Wednesday, August 27, 2008

A Moment of Bliss

I knew a guy once who categorized those times in your life when you feel truly happy. I forget his exact wording, but he labeled them "moments of contentedness," "moments of fullness," and "moments of bliss." I guess you could say he was a bit analytical.

Anyway, as he explained, everyone could expect a fair number of moments of contentedness in their life. Moments of fullness were less common, and moments of bliss were rare and to be cherished. A moment of bliss was a time when you felt that all was right with the world, and if everything stopped right now you would feel completely fulfilled. Oddly enough, these moments never seem to happen when you might expect, like at your own wedding or the birth of a child. Those times can be full of joy, but there are usually lots of worries and anxieties that creep in around the edges.
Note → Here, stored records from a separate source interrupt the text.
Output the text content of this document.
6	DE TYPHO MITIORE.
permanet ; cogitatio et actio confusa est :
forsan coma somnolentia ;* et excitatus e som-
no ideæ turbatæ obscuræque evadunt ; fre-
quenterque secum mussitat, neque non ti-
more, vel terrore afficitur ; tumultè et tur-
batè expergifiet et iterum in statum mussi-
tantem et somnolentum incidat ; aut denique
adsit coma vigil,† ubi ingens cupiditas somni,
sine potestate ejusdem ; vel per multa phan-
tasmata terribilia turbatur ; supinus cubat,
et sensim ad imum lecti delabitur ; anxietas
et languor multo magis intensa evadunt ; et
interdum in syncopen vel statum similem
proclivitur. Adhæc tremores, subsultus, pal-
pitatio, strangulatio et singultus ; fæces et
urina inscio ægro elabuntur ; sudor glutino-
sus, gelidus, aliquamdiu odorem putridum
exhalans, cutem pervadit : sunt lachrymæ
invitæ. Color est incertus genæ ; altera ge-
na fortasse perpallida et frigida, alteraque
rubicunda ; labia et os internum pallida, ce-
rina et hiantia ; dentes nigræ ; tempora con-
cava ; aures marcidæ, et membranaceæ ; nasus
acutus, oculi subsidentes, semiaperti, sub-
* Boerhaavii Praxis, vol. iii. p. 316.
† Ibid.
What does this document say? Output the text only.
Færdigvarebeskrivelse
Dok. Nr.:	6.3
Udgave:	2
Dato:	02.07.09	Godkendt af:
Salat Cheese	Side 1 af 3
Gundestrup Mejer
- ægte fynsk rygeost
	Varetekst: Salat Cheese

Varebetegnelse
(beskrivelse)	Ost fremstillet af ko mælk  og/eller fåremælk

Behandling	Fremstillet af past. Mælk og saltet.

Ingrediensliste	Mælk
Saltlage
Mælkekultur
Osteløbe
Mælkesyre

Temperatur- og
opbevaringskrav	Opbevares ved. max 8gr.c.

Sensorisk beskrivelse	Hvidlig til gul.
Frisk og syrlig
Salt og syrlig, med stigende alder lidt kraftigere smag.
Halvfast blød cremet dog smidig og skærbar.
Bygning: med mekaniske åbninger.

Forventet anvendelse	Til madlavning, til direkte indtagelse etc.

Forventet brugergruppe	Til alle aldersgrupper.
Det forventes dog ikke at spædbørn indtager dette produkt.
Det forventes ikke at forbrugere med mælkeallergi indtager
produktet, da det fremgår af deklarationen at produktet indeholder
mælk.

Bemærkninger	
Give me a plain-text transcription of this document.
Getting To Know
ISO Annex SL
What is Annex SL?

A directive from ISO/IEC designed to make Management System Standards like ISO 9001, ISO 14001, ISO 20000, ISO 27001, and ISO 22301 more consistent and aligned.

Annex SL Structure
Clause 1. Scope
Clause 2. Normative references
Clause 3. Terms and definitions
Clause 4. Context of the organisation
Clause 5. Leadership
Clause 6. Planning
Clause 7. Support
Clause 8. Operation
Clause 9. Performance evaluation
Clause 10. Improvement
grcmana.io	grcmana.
I was in my early thirties when he described this system to me, and as I looked back I remembered exactly three moments of bliss in my own life, the last being the summer after my graduation from college. Since that time I can think of two others.

I was actually thinking about this the other day, wondering if moments of bliss become rarer as you age. The Olympics were what made me consider this; the youth of the athletes and their ability to withstand such pressure at such a young age (Of course it may be exactly their youth that allows that). As I've gotten older, I'm more aware of what can go wrong, and more aware of my own fallibility. And, of course, I realize that even when I'm happy, all certainly isn't right with the world. But oddly enough, moments of contentedness and moments of fullness seem to occur more frequently as I age, perhaps because I'm so much happier with what I have than I used to be.

But last night, we were four days into our vacation and realizing that no, we did not need to pack up the car tomorrow and head home. The remainder of the week was longer than what had already passed. We had cut down a tree full of caterpillars, and so to get rid of them we had decided to get a fire permit and light the pile of brush that had accumulated over the summer. As the fire burned down, there were remnants of the sunset in the sky to the west, and we sat near the fire, listening to the sound of the lake and watching the bats start to fly around. The girls were thrilled, yelling "BAT!" each time one flew overhead (or "BACK!" in Clara's case). And I felt, this is it; this is all I will ever need out of life.